Co z budową stadionów Ruchu i Rakowa? Minister zabrał głos

Twitter / Michał Szprendałowicz / Na zdjęciu: Miejski Stadion Piłkarski Raków w Częstochowie
Twitter / Michał Szprendałowicz / Na zdjęciu: Miejski Stadion Piłkarski Raków w Częstochowie

Rząd Zjednoczonej Prawicy obiecał Ruchowi Chorzów i Rakowowi Częstochowa nowe stadiony. Jednak od kilku miesięcy w tych sprawach nic się nie dzieje. O tym, czy obiekty powstaną, w Radiu Zet mówił minister sportu Sławomir Nitras.

W kampanii wyborczej premier Mateusz Morawiecki wraz z politykami Prawa i Sprawiedliwości obiecywał budowę nowego stadionu Ruchu Chorzów i modernizacji obiektu Rakowa Częstochowa. Oba kluby dysponują przestarzałą infrastrukturą. Liczono, że dzięki temu pozyska się głosy kibiców, którzy są wściekli na lokalnych polityków.

Wszak obietnice dotyczące budowy nowego stadionu przy ulicy Cichej w Chorzowie trwają od lat. Ruch musiał wyprowadzić się ze swojego legendarnego obiektu z powodu złego stanu słupów oświetleniowych, co zagrażało katastrofą budowlaną.
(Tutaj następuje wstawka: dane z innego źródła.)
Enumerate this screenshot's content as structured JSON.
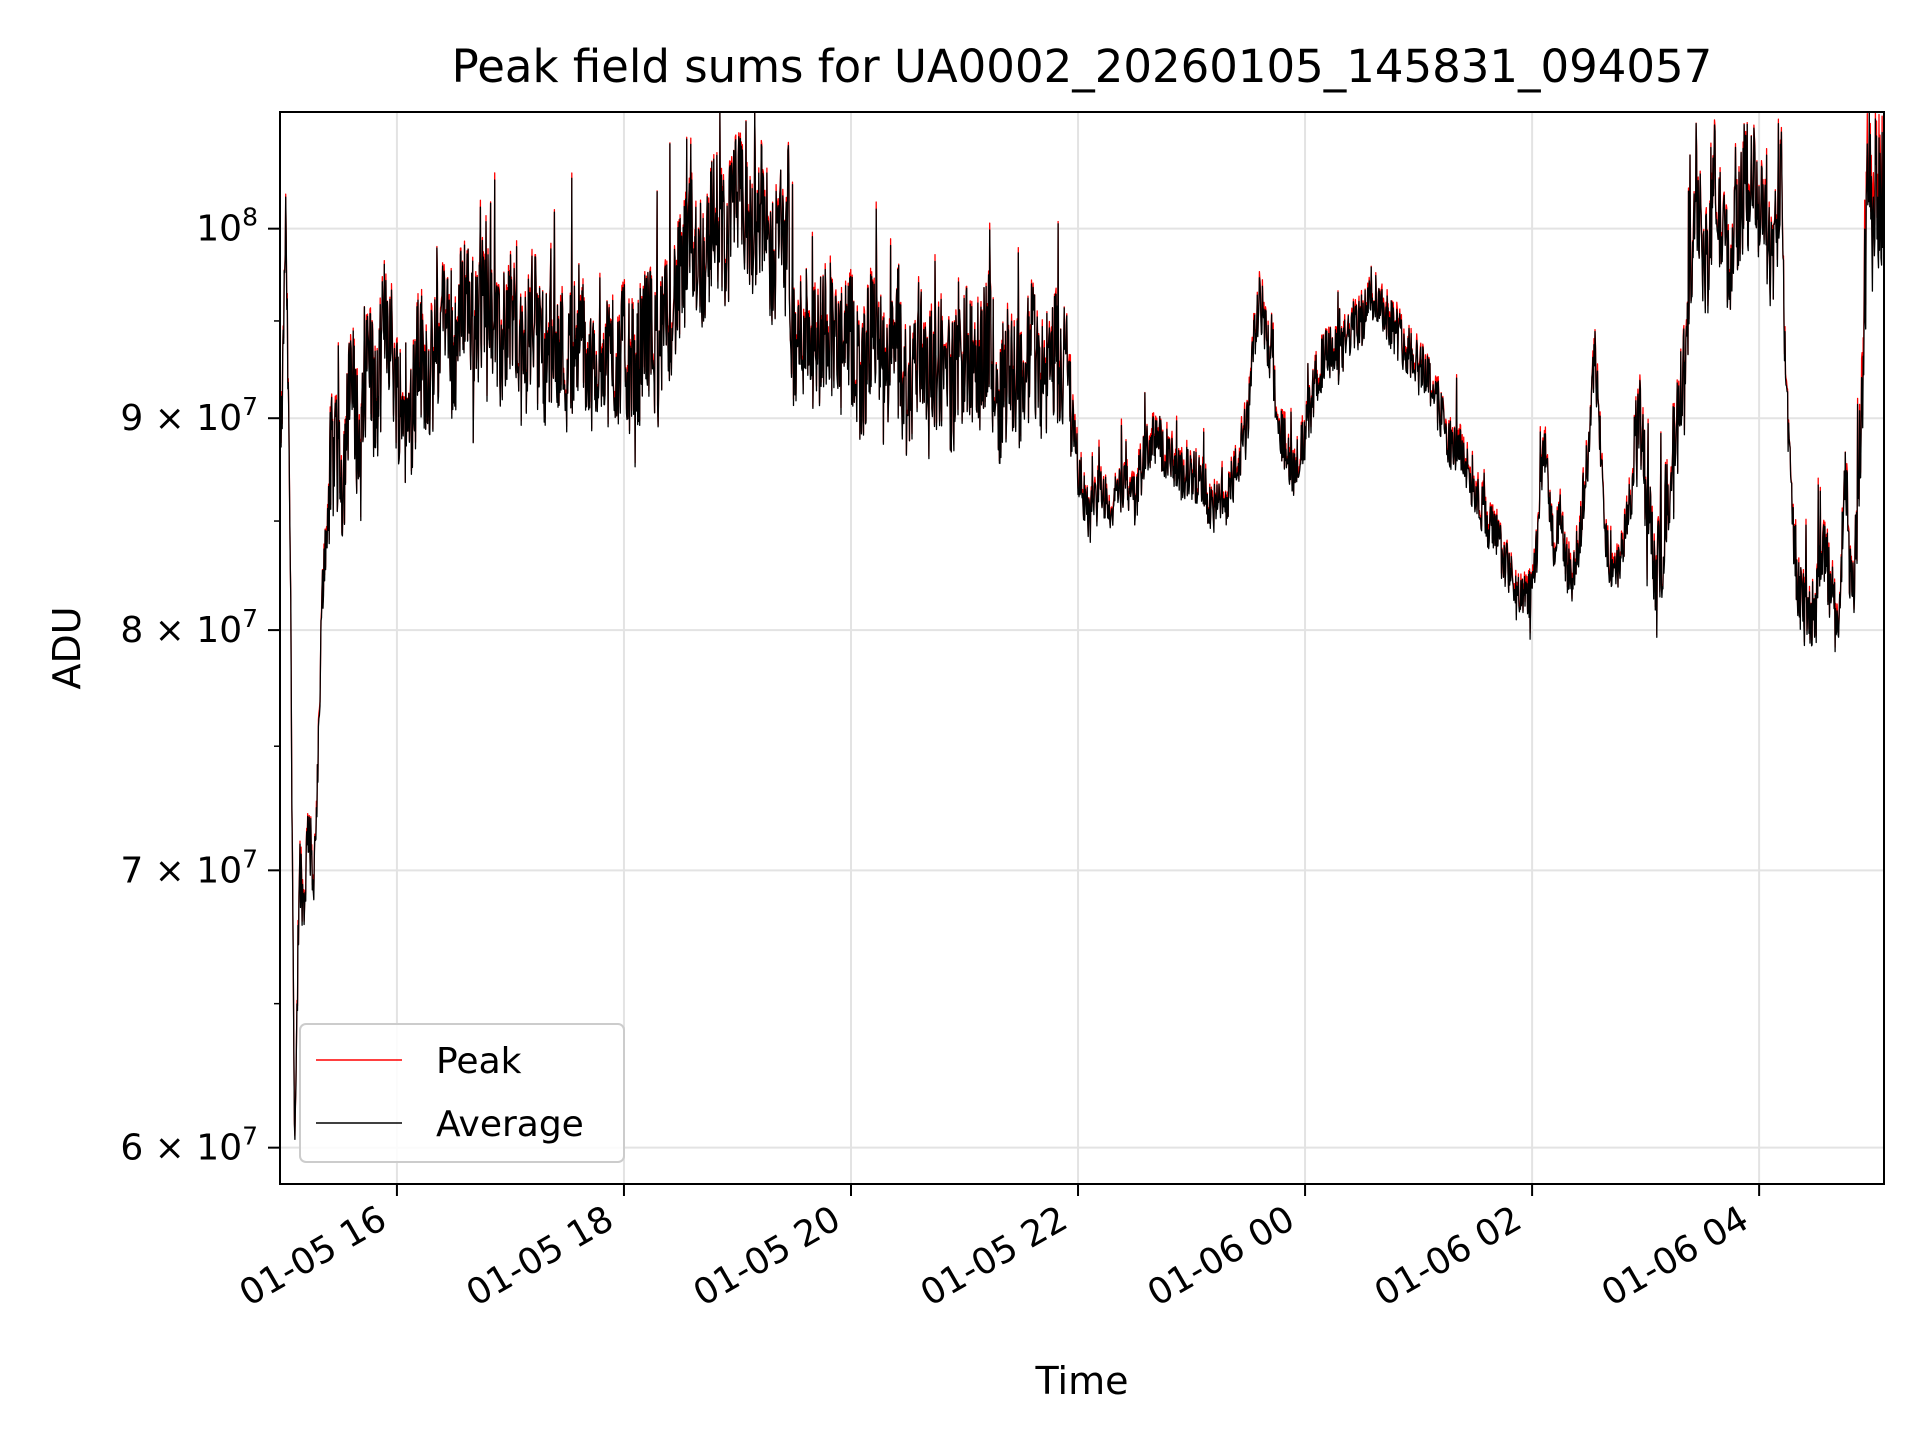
{
  "chart_data": {
    "type": "line",
    "title": "Peak field sums for UA0002_20260105_145831_094057",
    "xlabel": "Time",
    "ylabel": "ADU",
    "yscale": "log",
    "grid": true,
    "legend_position": "lower-left",
    "x_units": "hours since 01-05 00:00",
    "xlim": [
      14.97,
      29.1
    ],
    "ylim": [
      58800000,
      106700000
    ],
    "x_ticks": [
      {
        "x": 16,
        "label": "01-05 16"
      },
      {
        "x": 18,
        "label": "01-05 18"
      },
      {
        "x": 20,
        "label": "01-05 20"
      },
      {
        "x": 22,
        "label": "01-05 22"
      },
      {
        "x": 24,
        "label": "01-06 00"
      },
      {
        "x": 26,
        "label": "01-06 02"
      },
      {
        "x": 28,
        "label": "01-06 04"
      }
    ],
    "y_ticks": [
      {
        "y": 60000000,
        "label": "6 × 10⁷",
        "mant": "6 × 10",
        "exp": "7"
      },
      {
        "y": 70000000,
        "label": "7 × 10⁷",
        "mant": "7 × 10",
        "exp": "7"
      },
      {
        "y": 80000000,
        "label": "8 × 10⁷",
        "mant": "8 × 10",
        "exp": "7"
      },
      {
        "y": 90000000,
        "label": "9 × 10⁷",
        "mant": "9 × 10",
        "exp": "7"
      },
      {
        "y": 100000000,
        "label": "10⁸",
        "mant": "10",
        "exp": "8"
      }
    ],
    "legend": [
      {
        "name": "Peak",
        "color": "#ff0000"
      },
      {
        "name": "Average",
        "color": "#000000"
      }
    ],
    "series": [
      {
        "name": "Average",
        "color": "#000000",
        "points": [
          [
            14.98,
            88000000
          ],
          [
            15.02,
            100500000
          ],
          [
            15.06,
            84000000
          ],
          [
            15.1,
            58800000
          ],
          [
            15.14,
            70500000
          ],
          [
            15.18,
            68500000
          ],
          [
            15.22,
            72000000
          ],
          [
            15.26,
            69500000
          ],
          [
            15.3,
            73000000
          ],
          [
            15.34,
            81000000
          ],
          [
            15.38,
            85000000
          ],
          [
            15.45,
            89500000
          ],
          [
            15.52,
            87000000
          ],
          [
            15.6,
            92000000
          ],
          [
            15.68,
            88000000
          ],
          [
            15.75,
            94000000
          ],
          [
            15.82,
            90000000
          ],
          [
            15.9,
            96000000
          ],
          [
            16.0,
            91500000
          ],
          [
            16.1,
            89500000
          ],
          [
            16.2,
            93500000
          ],
          [
            16.3,
            92000000
          ],
          [
            16.4,
            95000000
          ],
          [
            16.5,
            93000000
          ],
          [
            16.6,
            97000000
          ],
          [
            16.7,
            94000000
          ],
          [
            16.8,
            98000000
          ],
          [
            16.9,
            93000000
          ],
          [
            17.0,
            96000000
          ],
          [
            17.1,
            92500000
          ],
          [
            17.2,
            95500000
          ],
          [
            17.3,
            93000000
          ],
          [
            17.4,
            94500000
          ],
          [
            17.5,
            92500000
          ],
          [
            17.6,
            95000000
          ],
          [
            17.7,
            92000000
          ],
          [
            17.8,
            94000000
          ],
          [
            17.9,
            92500000
          ],
          [
            18.0,
            93500000
          ],
          [
            18.1,
            92000000
          ],
          [
            18.2,
            95000000
          ],
          [
            18.3,
            93000000
          ],
          [
            18.4,
            95500000
          ],
          [
            18.5,
            97000000
          ],
          [
            18.6,
            99500000
          ],
          [
            18.7,
            98000000
          ],
          [
            18.8,
            101000000
          ],
          [
            18.9,
            99000000
          ],
          [
            19.0,
            102000000
          ],
          [
            19.1,
            99500000
          ],
          [
            19.2,
            101500000
          ],
          [
            19.3,
            98000000
          ],
          [
            19.4,
            100500000
          ],
          [
            19.5,
            93000000
          ],
          [
            19.6,
            95000000
          ],
          [
            19.7,
            93500000
          ],
          [
            19.8,
            95500000
          ],
          [
            19.9,
            93000000
          ],
          [
            20.0,
            94000000
          ],
          [
            20.1,
            92000000
          ],
          [
            20.2,
            95000000
          ],
          [
            20.3,
            91500000
          ],
          [
            20.4,
            93500000
          ],
          [
            20.5,
            91000000
          ],
          [
            20.6,
            94000000
          ],
          [
            20.7,
            92500000
          ],
          [
            20.8,
            93000000
          ],
          [
            20.9,
            91500000
          ],
          [
            21.0,
            93500000
          ],
          [
            21.1,
            92000000
          ],
          [
            21.2,
            94500000
          ],
          [
            21.3,
            91000000
          ],
          [
            21.4,
            93000000
          ],
          [
            21.5,
            91500000
          ],
          [
            21.6,
            94000000
          ],
          [
            21.7,
            92000000
          ],
          [
            21.8,
            93500000
          ],
          [
            21.9,
            92500000
          ],
          [
            22.0,
            87500000
          ],
          [
            22.1,
            85000000
          ],
          [
            22.2,
            86500000
          ],
          [
            22.3,
            85500000
          ],
          [
            22.4,
            87000000
          ],
          [
            22.5,
            86000000
          ],
          [
            22.6,
            88500000
          ],
          [
            22.7,
            89000000
          ],
          [
            22.8,
            88000000
          ],
          [
            22.9,
            87000000
          ],
          [
            23.0,
            87500000
          ],
          [
            23.1,
            86500000
          ],
          [
            23.2,
            85500000
          ],
          [
            23.3,
            86000000
          ],
          [
            23.4,
            87500000
          ],
          [
            23.5,
            90000000
          ],
          [
            23.55,
            94000000
          ],
          [
            23.6,
            96000000
          ],
          [
            23.7,
            93000000
          ],
          [
            23.8,
            89000000
          ],
          [
            23.9,
            87500000
          ],
          [
            24.0,
            89000000
          ],
          [
            24.1,
            92000000
          ],
          [
            24.2,
            93500000
          ],
          [
            24.3,
            93000000
          ],
          [
            24.4,
            94500000
          ],
          [
            24.5,
            95000000
          ],
          [
            24.6,
            96500000
          ],
          [
            24.7,
            95500000
          ],
          [
            24.8,
            94500000
          ],
          [
            24.9,
            93500000
          ],
          [
            25.0,
            93000000
          ],
          [
            25.1,
            92000000
          ],
          [
            25.2,
            90000000
          ],
          [
            25.3,
            88500000
          ],
          [
            25.4,
            88000000
          ],
          [
            25.5,
            86500000
          ],
          [
            25.6,
            85000000
          ],
          [
            25.7,
            84000000
          ],
          [
            25.8,
            82500000
          ],
          [
            25.9,
            81000000
          ],
          [
            26.0,
            82000000
          ],
          [
            26.05,
            84000000
          ],
          [
            26.1,
            89000000
          ],
          [
            26.15,
            86000000
          ],
          [
            26.2,
            83500000
          ],
          [
            26.25,
            85500000
          ],
          [
            26.3,
            83000000
          ],
          [
            26.35,
            82000000
          ],
          [
            26.4,
            83500000
          ],
          [
            26.5,
            88500000
          ],
          [
            26.55,
            93500000
          ],
          [
            26.6,
            89000000
          ],
          [
            26.65,
            84000000
          ],
          [
            26.7,
            82000000
          ],
          [
            26.8,
            83500000
          ],
          [
            26.9,
            87500000
          ],
          [
            26.95,
            90500000
          ],
          [
            27.0,
            86000000
          ],
          [
            27.05,
            84000000
          ],
          [
            27.1,
            82000000
          ],
          [
            27.2,
            86500000
          ],
          [
            27.3,
            90000000
          ],
          [
            27.35,
            94000000
          ],
          [
            27.4,
            98000000
          ],
          [
            27.45,
            102000000
          ],
          [
            27.5,
            99000000
          ],
          [
            27.55,
            97500000
          ],
          [
            27.6,
            103500000
          ],
          [
            27.65,
            100500000
          ],
          [
            27.7,
            99000000
          ],
          [
            27.75,
            98000000
          ],
          [
            27.8,
            100500000
          ],
          [
            27.85,
            101500000
          ],
          [
            27.9,
            102000000
          ],
          [
            27.95,
            103000000
          ],
          [
            28.0,
            101000000
          ],
          [
            28.05,
            100500000
          ],
          [
            28.1,
            98000000
          ],
          [
            28.15,
            100000000
          ],
          [
            28.2,
            102500000
          ],
          [
            28.22,
            95000000
          ],
          [
            28.26,
            89000000
          ],
          [
            28.3,
            84000000
          ],
          [
            28.35,
            82000000
          ],
          [
            28.4,
            81000000
          ],
          [
            28.45,
            80500000
          ],
          [
            28.5,
            81000000
          ],
          [
            28.55,
            84000000
          ],
          [
            28.6,
            83000000
          ],
          [
            28.65,
            81000000
          ],
          [
            28.7,
            80000000
          ],
          [
            28.72,
            83000000
          ],
          [
            28.76,
            87000000
          ],
          [
            28.82,
            81000000
          ],
          [
            28.86,
            85000000
          ],
          [
            28.9,
            88000000
          ],
          [
            28.94,
            99000000
          ],
          [
            28.97,
            104000000
          ],
          [
            29.0,
            100000000
          ],
          [
            29.03,
            103000000
          ],
          [
            29.06,
            101000000
          ],
          [
            29.09,
            102500000
          ]
        ]
      }
    ]
  }
}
Z kolei w Częstochowie premier Morawiecki obiecał pieniądze na modernizację obiektu, by spełnić wymagania UEFA na organizację meczów w fazach grupowych europejskich pucharów. Chodziło między innymi o zwiększenie pojemności trybun stadionu przy ulicy Limanowskiego.

ZOBACZ WIDEO: #dziejesiewsporcie: piękne chwile. Arkadiusz Milik w roli głównej

Budowa stadionu w Chorzowie miała kosztować 100 milionów złotych. Z kolei inwestycja w Częstochowie to kolejne 40 milionów. Czy plany te zostaną zrealizowane pomimo zmiany władzy? Takie pytanie minister sportu Sławomir Nitras usłyszał w Radiu Zet. Dla kibiców nie mamy dobrych wiadomości.

- Procedura powinna wyglądać w ten sposób: najpierw przygotowany profesjonalnie wniosek, a później decyzja ministerstwa. A nie najpierw konferencja premiera na płycie stadionu, a potem dorabiamy do tego papiery - grzmiał Nitras.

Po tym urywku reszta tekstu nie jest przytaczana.